Yes, a gobbler in full strut at close range is a life altering experience, but to truly admire a mature tom you must feel the weight of the bird draped over your shoulder. You must run your hands over the iridescent feathers, must fan out the magnificent tail, stroke the beard, and test the sharpness of the fighting spurs. To me the best part of a harvested turkey is the fabulous meal that is going to follow, yet the memories come when I look at the various trophies that I have amassed in 30 years of chasing and guiding for wild turkey.
I was lucky enough to attend a seminar by the late great turkey guru Ben Lee.
During that information filled talk some 29 years ago, he asked the audience to raise a hand if they had ever killed a wild turkey. There were far more people looking around then raising an arm in triumph. Back then turkey numbers were down and permits for the privilege of pursuing the noblest of birds were rare and hard to draw. Today the same question would find most arms raised. Now many hunters shoot multiple toms every spring, this no longer a rare feat with turkey populations and bag limits at all time highs.

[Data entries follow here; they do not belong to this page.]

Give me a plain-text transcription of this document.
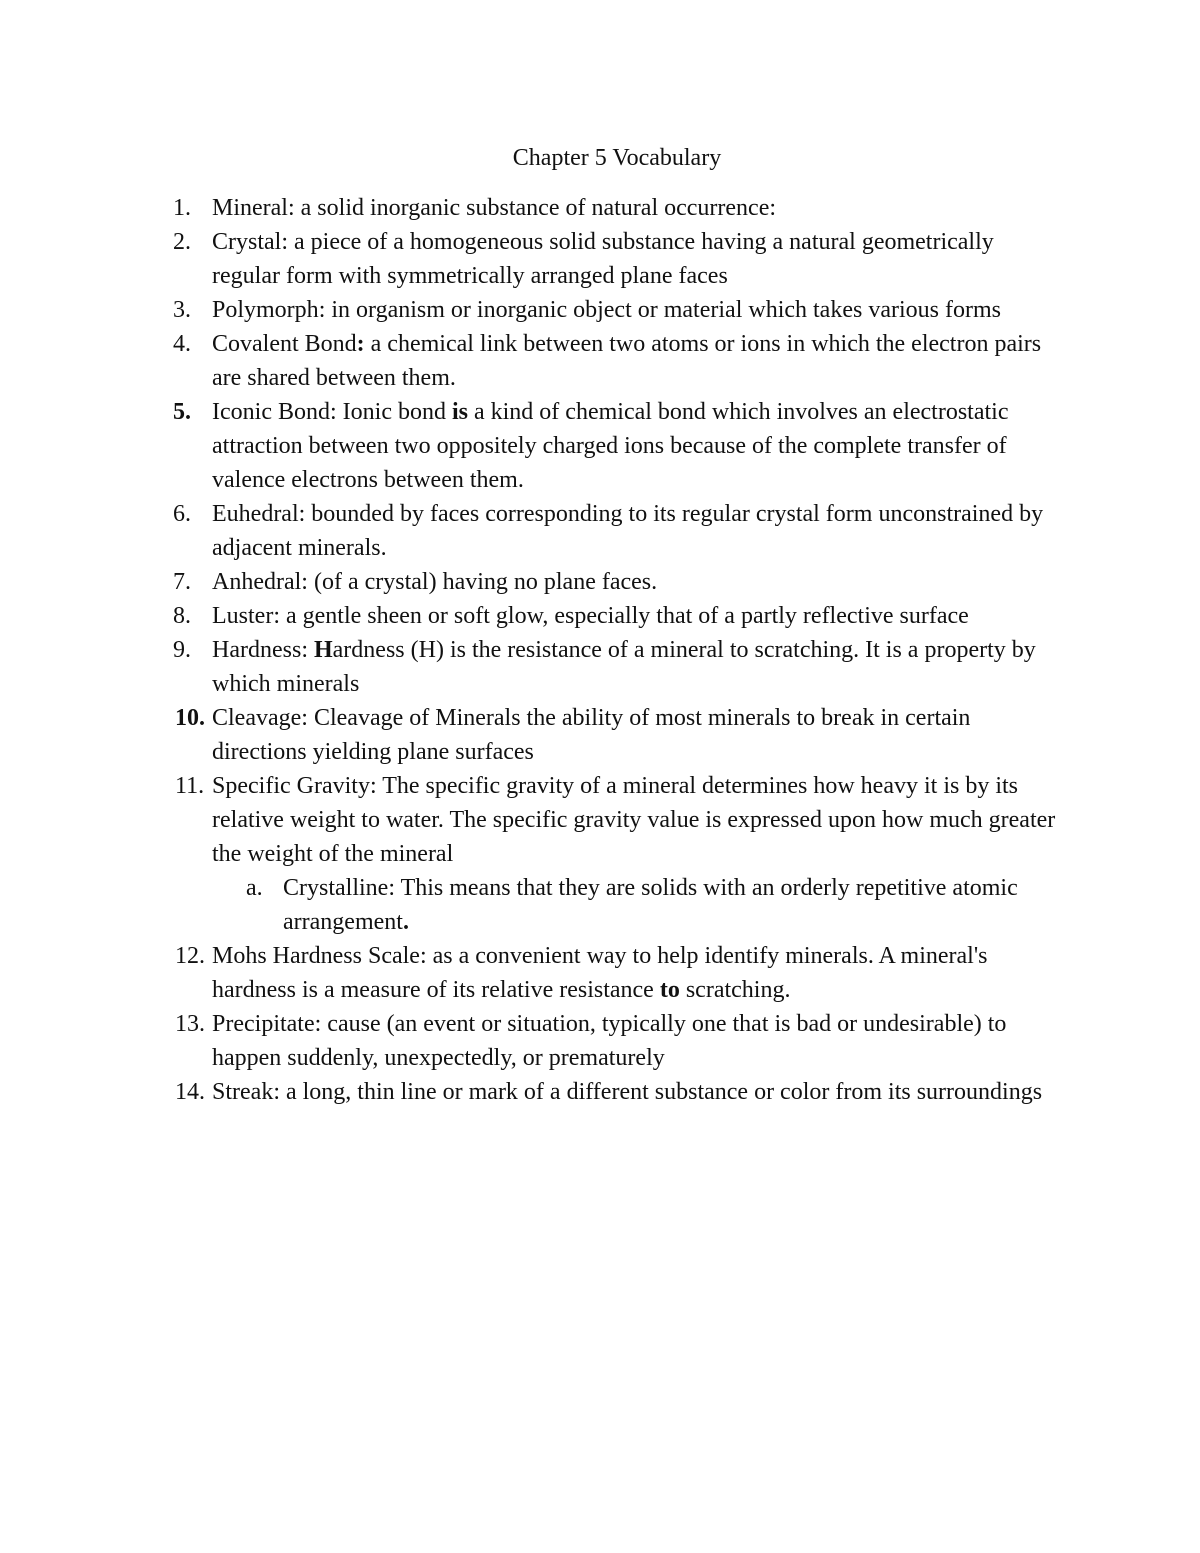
Chapter 5 Vocabulary
1. Mineral: a solid inorganic substance of natural occurrence:
2. Crystal: a piece of a homogeneous solid substance having a natural geometrically regular form with symmetrically arranged plane faces
3. Polymorph: in organism or inorganic object or material which takes various forms
4. Covalent Bond: a chemical link between two atoms or ions in which the electron pairs are shared between them.
5. Iconic Bond: Ionic bond is a kind of chemical bond which involves an electrostatic attraction between two oppositely charged ions because of the complete transfer of valence electrons between them.
6. Euhedral: bounded by faces corresponding to its regular crystal form unconstrained by adjacent minerals.
7. Anhedral: (of a crystal) having no plane faces.
8. Luster: a gentle sheen or soft glow, especially that of a partly reflective surface
9. Hardness: Hardness (H) is the resistance of a mineral to scratching. It is a property by which minerals
10. Cleavage: Cleavage of Minerals the ability of most minerals to break in certain directions yielding plane surfaces
11. Specific Gravity: The specific gravity of a mineral determines how heavy it is by its relative weight to water. The specific gravity value is expressed upon how much greater the weight of the mineral
a. Crystalline: This means that they are solids with an orderly repetitive atomic arrangement.
12. Mohs Hardness Scale: as a convenient way to help identify minerals. A mineral's hardness is a measure of its relative resistance to scratching.
13. Precipitate: cause (an event or situation, typically one that is bad or undesirable) to happen suddenly, unexpectedly, or prematurely
14. Streak: a long, thin line or mark of a different substance or color from its surroundings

I love my mounted birds, and my flying tom gets more comments in my trophy room than any other mount, especially from women who always want to know, “just what is that”? A full strut mount of my largest turkey to date dominates a corner of the room. These are very nice but also big, bulky, and expensive. I have too many fans to put out, as they take up a lot of space, and I often give them to non-hunter as decorations for their homes. I also have a pile of beards just sitting around gathering dust. Here is a unique, very easy to make, and small trophy that looks great and can be hung anywhere, especially off your rear view mirror, and captures the spirt of a turkey hunt without the size or expense of taxidermy.
Instructions for your DIY Wild Turkey Mount
You need a wild turkey tom to start, at least two years old. Cut off the beard leaving a small piece of the skin attached and salt for a week or so until dry. Use a sharp set of shears to cut each leg above and below the spur. Use a small knife and peel the skin off the leg and around the base of the spur, use a toothpick to clear the marrow out of the center of the bone, and salt for a week or so. Take your spent shotgun shell (we shouldn’t be leaving these in the woods anyway) and cut the plastic a short distance from the brass. With a punch and hammer, gently tap out the spent primer. Thread 2 beads, the spurs and 2 more beads on to a length of leather shoe lace. You will find a countless array of beads in all sizes, shapes, colors, and materials in any craft store. Slide the lace ends into the empty primer hole and hot glue in place, DO NOT fill the whole shell up with hot glue. Allow to set for 10 minutes then hot glue the beard in the shell and hold in position until set, usually a few minutes. That’s all there is to it. Enjoy!